Before now the Leicester-born actress has appeared in stage musicals and in television programmes.
So how did you get the part?
I met Gurinder about four years ago, she’d seen me in a play called O Sweet Sita. And then a couple of years later she approached me about this film, but it wasn’t until a year after that that a script arrived. I did the audition, but at the end she told me she’d wanted me to play this part all along.
So you didn’t have to do a penalty shoot out or anything?
Did you have any prior footballing skills?
Not really. I hadn’t played any football at all to be honest. They had to put us all into boot camp for a few weeks.
How did you learn?
It was the Brazilian method, called Futebol de Salao. It teaches you a lot of flashy moves but it’s not that easy. There were times when I got frustrated and the ball wouldn’t do exactly what I wanted it to.
Was it hard work?
I stay quite fit so in that aspect it was just making sure my stamina was up to it because I knew the schedule was just going to be mad. I can appreciate just what footballers have to go through now. But a match is 90 minutes and we were nine hours a day shooting and running around the pitch. And not only have you got to contend with the football, you’ve got a camera to get in front of!
Did you actually play matches?
We played the German women’s team that we play in the film. By then we felt like a proper team, so when we got to Germany, our girls really wanted to beat them. We just wanted Gurinder to switch off the camera and let us have a good game. She was there shouting, “Cut! Cut!”, and no one was listening, we just kept on playing. And the crew were really into it, cheering us on.
Do you think there are girls out there in a similar situation to your character’s?

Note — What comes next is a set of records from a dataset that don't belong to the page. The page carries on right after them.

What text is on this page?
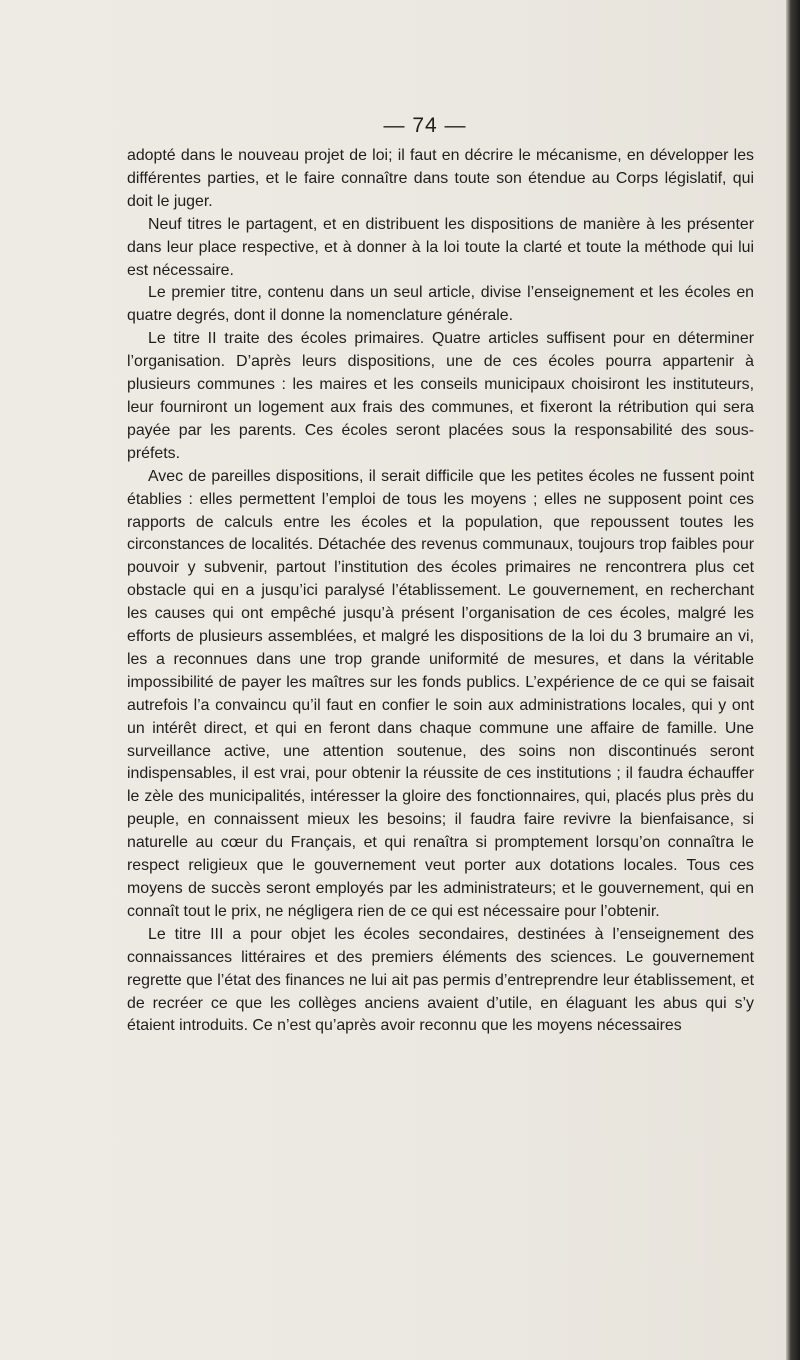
— 74 —

adopté dans le nouveau projet de loi; il faut en décrire le mécanisme, en développer les différentes parties, et le faire connaître dans toute son étendue au Corps législatif, qui doit le juger.

Neuf titres le partagent, et en distribuent les dispositions de manière à les présenter dans leur place respective, et à donner à la loi toute la clarté et toute la méthode qui lui est nécessaire.

Le premier titre, contenu dans un seul article, divise l’enseignement et les écoles en quatre degrés, dont il donne la nomenclature générale.

Le titre II traite des écoles primaires. Quatre articles suffisent pour en déterminer l’organisation. D’après leurs dispositions, une de ces écoles pourra appartenir à plusieurs communes : les maires et les conseils municipaux choisiront les instituteurs, leur fourniront un logement aux frais des communes, et fixeront la rétribution qui sera payée par les parents. Ces écoles seront placées sous la responsabilité des sous-préfets.

Avec de pareilles dispositions, il serait difficile que les petites écoles ne fussent point établies : elles permettent l’emploi de tous les moyens ; elles ne supposent point ces rapports de calculs entre les écoles et la population, que repoussent toutes les circonstances de localités. Détachée des revenus communaux, toujours trop faibles pour pouvoir y subvenir, partout l’institution des écoles primaires ne rencontrera plus cet obstacle qui en a jusqu’ici paralysé l’établissement. Le gouvernement, en recherchant les causes qui ont empêché jusqu’à présent l’organisation de ces écoles, malgré les efforts de plusieurs assemblées, et malgré les dispositions de la loi du 3 brumaire an vi, les a reconnues dans une trop grande uniformité de mesures, et dans la véritable impossibilité de payer les maîtres sur les fonds publics. L’expérience de ce qui se faisait autrefois l’a convaincu qu’il faut en confier le soin aux administrations locales, qui y ont un intérêt direct, et qui en feront dans chaque commune une affaire de famille. Une surveillance active, une attention soutenue, des soins non discontinués seront indispensables, il est vrai, pour obtenir la réussite de ces institutions ; il faudra échauffer le zèle des municipalités, intéresser la gloire des fonctionnaires, qui, placés plus près du peuple, en connaissent mieux les besoins; il faudra faire revivre la bienfaisance, si naturelle au cœur du Français, et qui renaîtra si promptement lorsqu’on connaîtra le respect religieux que le gouvernement veut porter aux dotations locales. Tous ces moyens de succès seront employés par les administrateurs; et le gouvernement, qui en connaît tout le prix, ne négligera rien de ce qui est nécessaire pour l’obtenir.

Le titre III a pour objet les écoles secondaires, destinées à l’enseignement des connaissances littéraires et des premiers éléments des sciences. Le gouvernement regrette que l’état des finances ne lui ait pas permis d’entreprendre leur établissement, et de recréer ce que les collèges anciens avaient d’utile, en élaguant les abus qui s’y étaient introduits. Ce n’est qu’après avoir reconnu que les moyens nécessaires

I think it’s probably true for a lot of families that the parents think they know what their kids should do. Even our parents probably went through the same thing. I think this film is different because we actually appreciate where the parents are coming from, and what they had to go through. But I don’t think that’s specific to any one culture. It’s not just like, “Oh, poor Indian girl”. It’s across the board.
Did you you get to meet the real Beckham?
Not on the set, only digitally, but I met him after a private screening in Manchester recently.
What did you say?
It was at the end of the film. I just walked past him but he stopped me and said, you know, well done. I don’t think he’d known what to expect when he went in, but I think he was quite warmed by it.
Where would you like to go next, Hollywood or Bollywood?
I would never say never to either of them. I could happily do both, it depends on the projects. There’s naff stuff coming out of both and there’s great stuff coming out of both, so, whatever.